The underconstrained nature of matte extraction has been approached with a variety of methods [Wang and Cohen 2007]. One classic approach estimates the unknown alpha at a pixel based on similarity to the distributions of known foreground and background colors in solid regions [He et al. 2011; Mishima 1992]. Another prominent principle finds the unknown alpha value by propagating from surrounding known values [Aksoy et al. 2018; Levin et al. 2008]. These approaches often require solving a system involving a generalized Laplacian formed from the pixel affinities in the unknown region, which prevents real-time or interactive use.
Deep learning (DL) approaches are used in recent research e.g. [Lin et al. 2020; Sun et al. 2021]. Much of this work focuses on providing alternate backgrounds for video meetings, and training databases consist of mostly forward-facing human heads. A state of the art method [Lin et al. 2020] demonstrates high-quality matte extraction on HD-resolution images at 60fps. Many DL methods adopt a combination of techniques, e.g. separate networks for overall segmentation and for fractional alpha regions, or other hybrid approaches.
The Deep Image Prior (DIP) [Ulyanov et al. 2018] demonstrates that the architecture of an untrained convolutional network provides a surprisingly good prior for tasks such as image inpainting and denoising. The key observation is that while a powerful DNN can fit arbitrary image structures such as noise, it is "easier" to fit natural image structures, as reflected in faster loss curve decay. Most experiments [Ulyanov et al. 2018] optimize the weights of a U-net [Ronneberger et al. 2015] that maps fixed random noise to a single output image. Uncorrupted features of the image are fit earlier in the optimization process, so early stopping results in a corrected (denoised or inpainted) image.

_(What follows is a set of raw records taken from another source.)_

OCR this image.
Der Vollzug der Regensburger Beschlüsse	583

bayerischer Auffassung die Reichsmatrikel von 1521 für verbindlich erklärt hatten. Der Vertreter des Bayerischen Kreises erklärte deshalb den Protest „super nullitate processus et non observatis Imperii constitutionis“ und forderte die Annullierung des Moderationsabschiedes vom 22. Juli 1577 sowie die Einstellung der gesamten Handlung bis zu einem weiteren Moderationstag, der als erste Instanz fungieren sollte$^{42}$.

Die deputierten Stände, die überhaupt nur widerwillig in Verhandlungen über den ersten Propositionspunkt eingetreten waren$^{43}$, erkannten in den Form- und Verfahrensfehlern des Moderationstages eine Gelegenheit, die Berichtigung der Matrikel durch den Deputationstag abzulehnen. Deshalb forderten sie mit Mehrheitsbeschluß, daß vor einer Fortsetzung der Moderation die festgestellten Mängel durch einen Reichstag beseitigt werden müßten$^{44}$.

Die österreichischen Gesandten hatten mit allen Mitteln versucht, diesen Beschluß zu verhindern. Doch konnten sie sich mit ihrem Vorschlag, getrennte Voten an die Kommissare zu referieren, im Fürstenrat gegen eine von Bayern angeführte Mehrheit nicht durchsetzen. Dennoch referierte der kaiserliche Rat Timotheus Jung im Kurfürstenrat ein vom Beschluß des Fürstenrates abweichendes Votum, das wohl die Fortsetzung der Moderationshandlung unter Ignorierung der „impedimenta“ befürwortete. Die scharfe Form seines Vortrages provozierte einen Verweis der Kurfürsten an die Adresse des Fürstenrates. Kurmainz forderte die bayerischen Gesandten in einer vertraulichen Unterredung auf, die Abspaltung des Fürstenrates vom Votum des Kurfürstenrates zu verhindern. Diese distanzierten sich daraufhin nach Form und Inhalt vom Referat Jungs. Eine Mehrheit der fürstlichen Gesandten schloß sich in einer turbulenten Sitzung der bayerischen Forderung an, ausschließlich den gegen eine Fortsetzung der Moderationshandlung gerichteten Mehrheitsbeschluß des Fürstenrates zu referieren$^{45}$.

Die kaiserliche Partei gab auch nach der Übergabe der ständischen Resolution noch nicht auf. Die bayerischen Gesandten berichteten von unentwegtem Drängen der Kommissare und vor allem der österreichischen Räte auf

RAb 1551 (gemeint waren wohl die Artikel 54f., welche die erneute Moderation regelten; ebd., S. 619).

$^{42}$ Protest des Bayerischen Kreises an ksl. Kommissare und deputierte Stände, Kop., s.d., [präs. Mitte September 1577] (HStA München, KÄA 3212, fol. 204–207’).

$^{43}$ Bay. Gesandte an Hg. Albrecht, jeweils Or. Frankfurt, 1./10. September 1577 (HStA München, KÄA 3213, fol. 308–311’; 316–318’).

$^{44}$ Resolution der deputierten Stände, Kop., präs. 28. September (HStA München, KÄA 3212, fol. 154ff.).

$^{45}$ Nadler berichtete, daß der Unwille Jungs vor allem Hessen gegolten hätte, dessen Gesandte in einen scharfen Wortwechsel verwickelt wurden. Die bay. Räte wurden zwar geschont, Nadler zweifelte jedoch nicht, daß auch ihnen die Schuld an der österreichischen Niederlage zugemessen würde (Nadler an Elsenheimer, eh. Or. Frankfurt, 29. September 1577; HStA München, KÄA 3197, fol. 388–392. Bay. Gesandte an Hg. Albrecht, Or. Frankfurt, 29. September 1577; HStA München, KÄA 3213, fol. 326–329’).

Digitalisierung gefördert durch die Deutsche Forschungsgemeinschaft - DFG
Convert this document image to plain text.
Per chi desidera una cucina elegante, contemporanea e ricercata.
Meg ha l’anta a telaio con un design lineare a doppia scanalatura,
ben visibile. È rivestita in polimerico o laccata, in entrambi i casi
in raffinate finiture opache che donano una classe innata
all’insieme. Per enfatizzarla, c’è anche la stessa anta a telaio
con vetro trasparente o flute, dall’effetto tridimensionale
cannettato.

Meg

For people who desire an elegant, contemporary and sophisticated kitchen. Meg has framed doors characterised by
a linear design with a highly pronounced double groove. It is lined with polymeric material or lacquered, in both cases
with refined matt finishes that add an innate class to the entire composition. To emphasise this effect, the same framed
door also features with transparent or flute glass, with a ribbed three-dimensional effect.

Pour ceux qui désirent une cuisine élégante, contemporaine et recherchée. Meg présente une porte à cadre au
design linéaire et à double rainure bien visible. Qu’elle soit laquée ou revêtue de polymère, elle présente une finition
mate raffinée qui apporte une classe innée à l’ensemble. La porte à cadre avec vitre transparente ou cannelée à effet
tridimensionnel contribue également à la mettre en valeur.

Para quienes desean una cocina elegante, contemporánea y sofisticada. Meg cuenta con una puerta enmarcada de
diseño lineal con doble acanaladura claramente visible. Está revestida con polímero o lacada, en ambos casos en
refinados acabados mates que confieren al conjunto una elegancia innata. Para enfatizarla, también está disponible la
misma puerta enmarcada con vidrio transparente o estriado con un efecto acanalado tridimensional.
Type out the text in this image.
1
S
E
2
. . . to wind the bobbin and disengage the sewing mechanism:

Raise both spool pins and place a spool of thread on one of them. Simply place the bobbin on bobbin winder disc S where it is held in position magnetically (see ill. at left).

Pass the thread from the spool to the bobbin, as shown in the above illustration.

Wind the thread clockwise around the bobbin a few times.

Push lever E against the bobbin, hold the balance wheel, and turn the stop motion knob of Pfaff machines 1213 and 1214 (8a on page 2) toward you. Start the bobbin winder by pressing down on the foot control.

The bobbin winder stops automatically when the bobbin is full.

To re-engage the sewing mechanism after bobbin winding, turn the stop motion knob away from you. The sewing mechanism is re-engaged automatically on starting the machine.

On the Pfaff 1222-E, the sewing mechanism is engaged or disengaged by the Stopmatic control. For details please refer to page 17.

The DIP has been successfully applied to other problems in image processing. Unsupervised coarse binary segmentation is demonstrated in [Gandelsman et al. 2019], based on a principle that it is easier (in terms of loss decay) to fit each component of a mixture of images with a separate DIP rather than using a single model. Concurrent with our work, [Xu et al. 2022] formulate a DIP approach to background matting. This problem scenario differs from our work in that it requires a clean plate, and hence is unsuitable for many VFX applications such as those that are filmed outdoors with a moving camera.
Our work also uses the DIP. We focus on high-quality estimation of fractional alpha mattes and, in contrast to previous work, undertake the challenging case where no clean plate is available, instead relying only on trimaps that can be easily created during post-production.